(Apr. 8, 2009) It was reported on March 25, 2009, that the Swaziland High Court upheld a suit brought by a labor support group, Swaziland National Ex-Miners Workers Union (SNEWA), in response to King Mswati III's February 2009 parliamentary address in which he stated that free education was not a feasible undertaking. The suit was initiated to compel the government to honor its constitutional duty to provide free primary education. Judge Mabel Agyemang held, “I make a declaration that every Swazi child of whatever grade attending primary school is entitled to education free of charge, at no cost and no requirement of any contribution of any such child regarding tuition, supply of textbooks and all inputs that ensure access to education.” (Judge Rules for Free Education, IRIN, Mar. 25, 2009, available at http://allafrica.com/stories/200903260658.html).
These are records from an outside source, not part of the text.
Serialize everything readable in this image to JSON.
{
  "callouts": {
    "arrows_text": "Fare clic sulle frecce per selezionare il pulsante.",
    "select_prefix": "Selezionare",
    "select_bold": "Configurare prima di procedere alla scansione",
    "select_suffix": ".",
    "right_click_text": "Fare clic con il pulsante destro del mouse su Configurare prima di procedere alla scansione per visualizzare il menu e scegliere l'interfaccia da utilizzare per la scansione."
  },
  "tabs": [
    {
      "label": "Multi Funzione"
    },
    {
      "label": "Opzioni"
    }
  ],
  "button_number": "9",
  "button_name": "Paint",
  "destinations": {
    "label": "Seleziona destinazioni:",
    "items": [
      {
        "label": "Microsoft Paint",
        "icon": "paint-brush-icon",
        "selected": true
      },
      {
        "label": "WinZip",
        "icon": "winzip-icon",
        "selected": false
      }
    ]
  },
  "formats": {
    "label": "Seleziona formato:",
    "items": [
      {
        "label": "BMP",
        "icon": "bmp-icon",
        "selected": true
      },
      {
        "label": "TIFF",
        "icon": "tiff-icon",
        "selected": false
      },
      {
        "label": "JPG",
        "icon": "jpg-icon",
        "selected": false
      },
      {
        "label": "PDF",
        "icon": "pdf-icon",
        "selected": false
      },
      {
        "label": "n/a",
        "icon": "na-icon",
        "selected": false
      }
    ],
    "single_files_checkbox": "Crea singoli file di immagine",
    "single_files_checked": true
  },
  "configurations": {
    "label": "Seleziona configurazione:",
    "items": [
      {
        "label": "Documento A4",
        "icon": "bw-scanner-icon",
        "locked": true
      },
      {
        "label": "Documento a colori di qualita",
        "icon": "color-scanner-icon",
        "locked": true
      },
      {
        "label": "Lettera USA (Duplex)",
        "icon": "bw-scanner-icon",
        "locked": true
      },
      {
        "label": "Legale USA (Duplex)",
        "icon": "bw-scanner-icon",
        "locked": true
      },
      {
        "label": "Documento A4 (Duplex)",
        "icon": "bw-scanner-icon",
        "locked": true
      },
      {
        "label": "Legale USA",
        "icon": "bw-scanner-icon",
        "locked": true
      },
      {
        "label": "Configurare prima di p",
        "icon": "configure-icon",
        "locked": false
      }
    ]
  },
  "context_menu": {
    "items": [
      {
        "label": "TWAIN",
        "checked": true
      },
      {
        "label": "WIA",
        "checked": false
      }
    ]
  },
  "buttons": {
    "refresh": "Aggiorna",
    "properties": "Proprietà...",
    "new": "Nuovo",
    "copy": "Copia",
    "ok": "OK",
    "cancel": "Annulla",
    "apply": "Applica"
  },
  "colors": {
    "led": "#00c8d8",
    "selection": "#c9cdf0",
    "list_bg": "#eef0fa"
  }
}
To the argument by government lawyers that free education was already made available by the government in the form of government-purchased textbooks and the payment of tuition fees for orphans and vulnerable children, the judge responded that the language in the Constitution was clear enough and therefore did not warrant interpretation. She noted, “[i]t seems to me that the respondents are seeking to have the court give the words 'free education' an interpretation which will only do violence to the language, will at best be artificial and in reality be absurd.” (Id.)
The Swaziland Constitution states that “every Swazi child shall within three years of the commencement of this Constitution have the right to free education in public schools at least up to the end of primary school, beginning with the first grade.” (The Swaziland Constitution of 2005, §29(6).)